Molecular dynamics simulations for biological systems

AmberTools package has multiple tools to prepare, simulate and analyse biological systems.

You should familiarise yourself with tleap, pamred, nab, cpptraj, antechamber, parmch2 and sander as they will ususally be helpful to set up a biological system.

tleap is used to generate topologies and coordinates for biological molecules.

cpptraj is used to postprocess and analyse AMBER trajectories.

antechamber is used to create parameters for non-standard aminoacids and drug-like molecules.

sander runs molecular dynamics simulations

parmed allows modifying AMBER topologies

We need several pieces of software to model biological systems

pdb4amber does a preliminary check on your PDB file and cleans potential errors in the protein structure.

ALWAYS assess the protonation state of your system at the pH of interest.

PROPKA and H++ server predict the protonation state of each aminoacid of protein.

openbabel is a chemical toolbox designed to search, convert, analyze, or store data from molecular modeling, chemistry, biochemistry, or related areas.

Generating parameters for non-conventinal residues is not easy and there are different ways to parameterise them.

The quality of the parameters is important to obtain valid results.

antechamber creates parameters for a non-conventional residues.

parmchk2 checks for missing parameters in the forcefield.

ALWAYS check the parameters for your system and test that they behave as expected.

LEap creates topologies and initial coordinates in AMBER format.

LEap can generate initial coordinates from scratch if needed.

xLEap (with GUI) and tLEap (through the terminal) are the two flavours of LEap.

Your MM system should always be neutral, add counterions to neutralise your system.

ALWAYS visualise and check the structures created by LEap.

After adding water molecules and combining coordinates of different system elements we have to minimise the system to fix any bad contacts (LEap had warned us already of some bad contacts in the structure).

Removing bad contacts at this point will prevent our system from failing catastrophically later down the line.

Combining different minimisation methods is a good practice and can help to avoid getting stuck into a local minima.

Thermalisation takes our system up to the target temperature.

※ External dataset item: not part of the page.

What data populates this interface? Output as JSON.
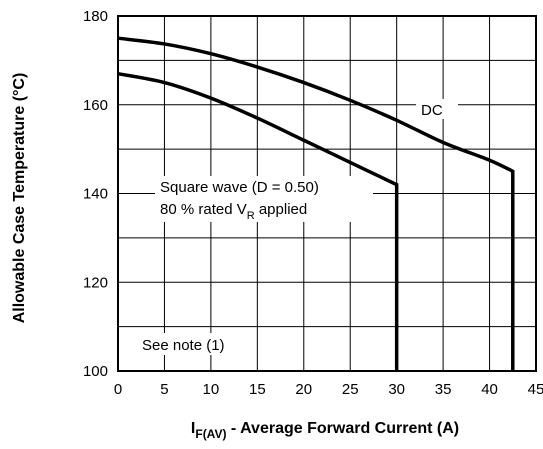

Using a temperature ramp is a good way to slowly increase the system temperature and avoid your system from blowing up due to some bad contacts in your coordinates. You can set up a temperature ramp using the NMR restraint options of sander.

Density equilibration fixes the water density and corrects the size simulation box. It prevents air bubbles in our system that might cause simulation artefacts.

Production runs are usually run in an HPC or local cluster environments.

The length and number of replicates of your runs depends deeply on the hypotheses you want to prove.

It is important to recenter the protein to avoid analysis artefacts.

It is ALWAYS good practice to visualise your simulations with VMD or Pymol.

RMSD of the backbone a protein gives us a measure of its stability.